Mysore style teaching is the traditional way of guiding a class and it’s one of the basic elements in my classes as well: everybody practices in their own pace, in individually adapted intensity and range. The groundwork of my teaching comes from the several series of Ashtanga Vinyasa Yoga in the tradition of Sri K. Pattabhi Jois. But most importantely I accompany my students on their own path (yoga). They receive individual adjustments, assistance and support and I guide them deeper into their practice gradually. Newbies and advanced practitioners are practicing together in one class, which creates a unique energetic and social atmosphere - the practice becomes a meditation with static and dynamic parts.

 

Looking back I can’t only  see the students transform, it is also me as a teacher transforming continuously. My own understanding of my role as a teacher as well as the way I teach changed tremendously.

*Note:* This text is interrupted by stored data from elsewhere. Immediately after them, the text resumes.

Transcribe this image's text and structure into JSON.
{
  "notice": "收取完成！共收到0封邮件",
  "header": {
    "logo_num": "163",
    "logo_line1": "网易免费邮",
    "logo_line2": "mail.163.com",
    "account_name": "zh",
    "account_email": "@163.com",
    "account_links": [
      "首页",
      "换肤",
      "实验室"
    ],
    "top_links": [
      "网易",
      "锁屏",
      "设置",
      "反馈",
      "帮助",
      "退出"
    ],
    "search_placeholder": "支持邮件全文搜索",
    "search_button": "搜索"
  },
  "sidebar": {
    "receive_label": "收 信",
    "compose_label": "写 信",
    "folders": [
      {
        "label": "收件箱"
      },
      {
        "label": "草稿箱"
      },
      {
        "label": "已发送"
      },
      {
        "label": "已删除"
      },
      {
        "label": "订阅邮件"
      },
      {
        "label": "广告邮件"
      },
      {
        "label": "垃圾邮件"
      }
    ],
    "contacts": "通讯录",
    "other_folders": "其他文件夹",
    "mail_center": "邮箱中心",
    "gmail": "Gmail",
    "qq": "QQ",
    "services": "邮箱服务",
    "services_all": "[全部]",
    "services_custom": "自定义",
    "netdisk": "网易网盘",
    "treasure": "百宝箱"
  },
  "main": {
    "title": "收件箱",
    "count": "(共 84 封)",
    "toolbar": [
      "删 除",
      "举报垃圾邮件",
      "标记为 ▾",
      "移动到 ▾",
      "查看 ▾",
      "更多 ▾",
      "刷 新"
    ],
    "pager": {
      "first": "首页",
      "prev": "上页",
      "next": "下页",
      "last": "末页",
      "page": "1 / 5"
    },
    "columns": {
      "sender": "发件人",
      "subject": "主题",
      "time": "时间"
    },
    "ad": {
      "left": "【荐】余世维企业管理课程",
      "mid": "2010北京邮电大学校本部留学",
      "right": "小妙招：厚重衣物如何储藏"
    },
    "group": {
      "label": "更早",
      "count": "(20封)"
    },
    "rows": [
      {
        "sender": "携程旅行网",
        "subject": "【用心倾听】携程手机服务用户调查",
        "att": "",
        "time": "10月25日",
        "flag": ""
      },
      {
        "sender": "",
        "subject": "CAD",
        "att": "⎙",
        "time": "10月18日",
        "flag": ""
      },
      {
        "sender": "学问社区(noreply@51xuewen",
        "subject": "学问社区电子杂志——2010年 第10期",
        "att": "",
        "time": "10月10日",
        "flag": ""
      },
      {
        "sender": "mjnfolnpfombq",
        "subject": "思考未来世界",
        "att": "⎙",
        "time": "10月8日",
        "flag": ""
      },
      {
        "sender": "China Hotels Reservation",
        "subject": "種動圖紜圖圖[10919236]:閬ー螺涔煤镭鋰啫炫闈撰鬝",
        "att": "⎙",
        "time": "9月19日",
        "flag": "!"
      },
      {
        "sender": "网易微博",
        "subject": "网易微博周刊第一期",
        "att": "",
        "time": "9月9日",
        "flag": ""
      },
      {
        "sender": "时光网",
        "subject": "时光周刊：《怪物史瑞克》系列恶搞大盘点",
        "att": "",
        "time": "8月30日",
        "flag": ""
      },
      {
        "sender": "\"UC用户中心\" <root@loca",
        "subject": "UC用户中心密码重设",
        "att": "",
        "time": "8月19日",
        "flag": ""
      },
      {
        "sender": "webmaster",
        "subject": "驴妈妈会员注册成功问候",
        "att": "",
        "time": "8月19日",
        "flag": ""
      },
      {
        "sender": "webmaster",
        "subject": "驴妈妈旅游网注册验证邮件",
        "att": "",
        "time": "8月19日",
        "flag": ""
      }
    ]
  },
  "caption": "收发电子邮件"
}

I would have described myself as a yoga teacher in earlier times, especially in the beginning of my teachings, sticking hard to the tradition of Ashtanga Vinyasa Yoga taught by Sri K. Pattabhi Jois. Nowadays I would describe myself as an accompanist, a initiator or supporter of all these many individual paths. I keep the tradition in mind, but I am focusing on individuality.

"Anyone can practice. Young man can practice. Old man can practice. Very old man can practice. Man who is sick, he can practice. Man who doesn't have strength can practice. Except lazy people; lazy people can't practice ashtanga yoga."